Sean Christopherson <seanjc@xxxxxxxxxx> · Tue, 29 Oct 2024 08:14:50 -0700

On Tue, Oct 29, 2024, Yong He wrote:
> From: Yong He <alexyonghe@xxxxxxxxxxx>
> 
> Introduce prev_roots_num param, so that we use more cache of
> previous CR3/root_hpa pairs, which help us to reduce shadow
> page table evict and rebuild overhead.
> 
> Signed-off-by: Yong He <alexyonghe@xxxxxxxxxxx>
> ---

...

> +uint __read_mostly prev_roots_num = KVM_MMU_NUM_PREV_ROOTS;
> +EXPORT_SYMBOL_GPL(prev_roots_num);
> +module_param_cb(prev_roots_num, &prev_roots_num_ops,
> +		&prev_roots_num, 0644);

Allowing the variable to be changed while KVM is running is unsafe.

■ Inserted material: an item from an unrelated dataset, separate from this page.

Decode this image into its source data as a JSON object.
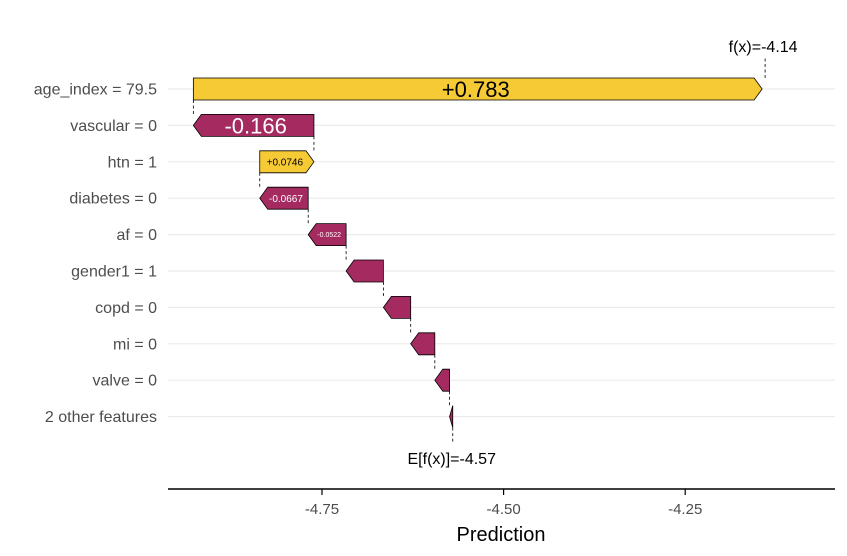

I also think a module param is the wrong way to try to allow for bigger caches.
The caches themselves are relatively cheap, at 16 bytes per entry.  And I doubt
the cost of searching a larger cache in fast_pgd_switch() would have a measurable
impact, since the most recently used roots will be at the front of the cache,
i.e. only near-misses and misses will be affected.

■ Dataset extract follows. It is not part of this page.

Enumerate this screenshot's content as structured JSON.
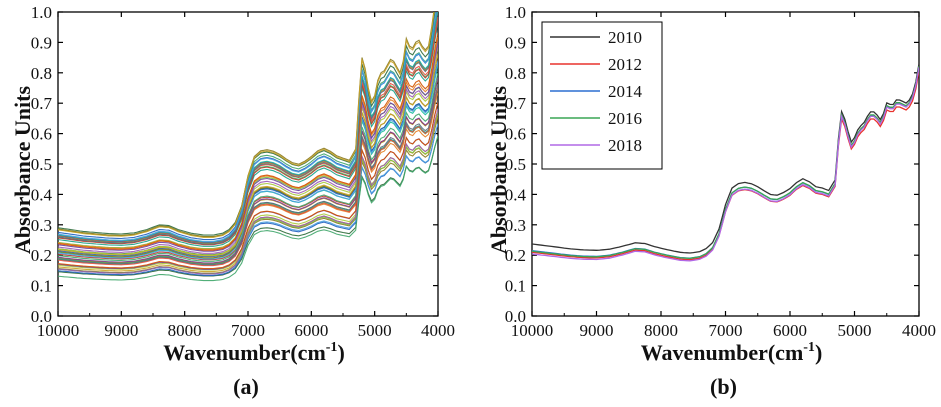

The only potential downside to larger caches I can think of, is that keeping
root_count elevated would make it more difficult to reclaim shadow pages from
roots that are no longer relevant to the guest.  kvm_mmu_zap_oldest_mmu_pages()
in particular would refuse to reclaim roots.  That shouldn't be problematic for
legacy shadow paging, because KVM doesn't recursively zap shadow pages.  But for
nested TDP, mmu_page_zap_pte() frees the entire tree, in the common case that
child SPTEs aren't shared across multiple trees (common in legacy shadow paging,
extremely uncommon in nested TDP).

And for the nested TDP issue, if it's actually a problem, I would *love* to
solve that problem by making KVM's forced reclaim more sophisticated.  E.g. one
idea would be to kick all vCPUs if the maximum number of pages has been reached,
have each vCPU purge old roots from prev_roots, and then reclaim unused roots.
It would be a bit more complicated than that, as KVM would need a way to ensure
forward progress, e.g. if the shadow pages limit has been reach with a single
root.  But even then, kvm_mmu_zap_oldest_mmu_pages() could be made a _lot_ smarter.

TL;DR: what if we simply bump the number of cached roots to ~16?